Clinics are also working to prescribe antibiotics less often, and trying to educate a public that still believes that the drugs can help cure viruses, or that it’s okay to stop taking antibiotics before a prescription is used up–something that itself can help create superbugs. If all the bacteria aren’t killed, it’s easier for the surviving bugs to mutate drug-resistant genes.
Hygiene is another critical factor; in Bill Warner’s case, the medical equipment that gave him CRE could have been designed and sterilized differently. In a hospital or clinic, something as simple as medical staff washing hands can make a big difference. One study calculated that a tiny 5% increase in hand hygiene at hospitals could prevent four potentially fatal MRSA infections (and save the hospital $200,000 in medical costs).

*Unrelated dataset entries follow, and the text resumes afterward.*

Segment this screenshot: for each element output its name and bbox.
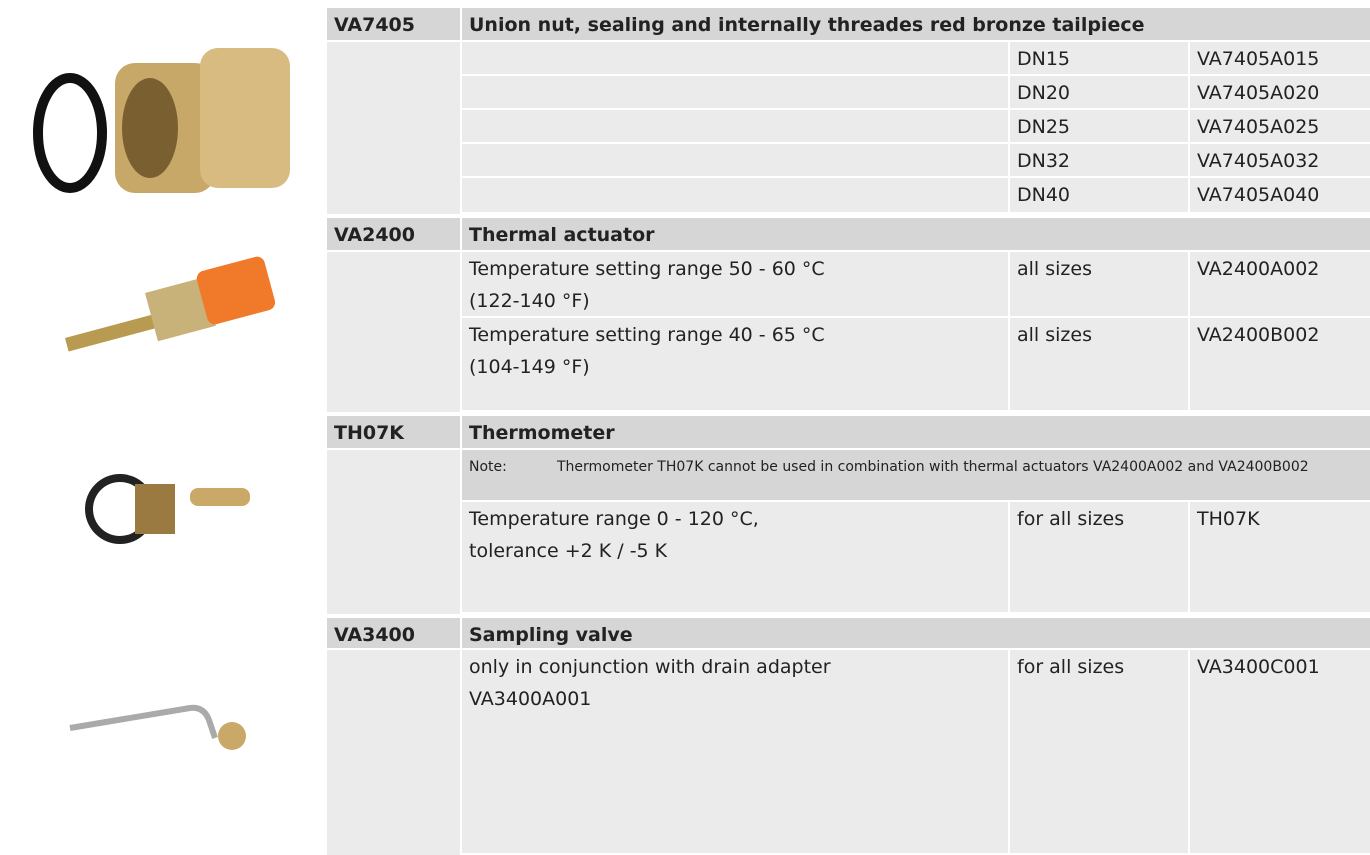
size: for all sizes [1010,502,1188,612]
note-label: Note: [469,458,507,476]
code-cell [327,252,460,412]
size: DN40 [1010,178,1188,212]
title: Thermal actuator [462,218,1370,250]
thermometer-image [0,416,325,614]
size: DN20 [1010,76,1188,108]
description-line: VA3400A001 [469,683,1001,715]
union-nut-image [0,8,325,214]
description [462,42,1008,74]
order-number: VA7405A015 [1190,42,1370,74]
actuator-image [0,218,325,412]
code: TH07K [327,416,460,448]
code: VA3400 [327,618,460,648]
description: Temperature setting range 50 - 60 °C(122… [462,252,1008,316]
code: VA2400 [327,218,460,250]
description-line: Temperature setting range 40 - 65 °C [469,319,1001,351]
size: DN15 [1010,42,1188,74]
description [462,110,1008,142]
description [462,76,1008,108]
order-number: VA7405A040 [1190,178,1370,212]
code-cell [327,450,460,614]
order-number: VA7405A025 [1190,110,1370,142]
order-number: VA7405A020 [1190,76,1370,108]
code-cell [327,650,460,855]
size: DN32 [1010,144,1188,176]
description-line: (104-149 °F) [469,351,1001,383]
title: Union nut, sealing and internally thread… [462,8,1370,40]
order-number: VA7405A032 [1190,144,1370,176]
code-cell [327,42,460,214]
description-line: only in conjunction with drain adapter [469,651,1001,683]
size: all sizes [1010,252,1188,316]
description [462,144,1008,176]
code: VA7405 [327,8,460,40]
order-number: VA2400B002 [1190,318,1370,410]
size: DN25 [1010,110,1188,142]
description-line: tolerance +2 K / -5 K [469,535,1001,567]
note-text: Thermometer TH07K cannot be used in comb… [557,458,1366,476]
title: Thermometer [462,416,1370,448]
description-line: Temperature range 0 - 120 °C, [469,503,1001,535]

Despite the potential of these changes, Price says we’ll still need new antibiotics in the short term. “We’ve sort of backed ourselves into a corner on this,” he says. “We’ve been squandering antibiotics for years in human medicine, and in animal production. I don’t think new drugs are the ultimate solution, but we have gotten ourselves into a position where we need new drugs. What we need in conjunction with new drugs–and I think more importantly than new drugs–is better stewardship in humans and in animals.”
That stewardship will have to happen on a global scale to work, dramatically shifting both agriculture and medicine. In places like India, it’s possible to get some antibiotics over the counter, leading to widespread overuse; some antibiotic manufacturers dump their waste into nearby rivers, helping build superbugs in the wild. And whenever that happens in one country, the bacteria can easily spread to the rest of the world.
“Basically, the two keys are reducing antibiotic use and increasing hygiene, preventing the spread of bacteria,” Price says. “If we do both of those things, we could make our antibiotics last, I think, for generations. But as long as we have countries and companies that are squandering antibiotics … we’re going to always have superbugs to deal with.”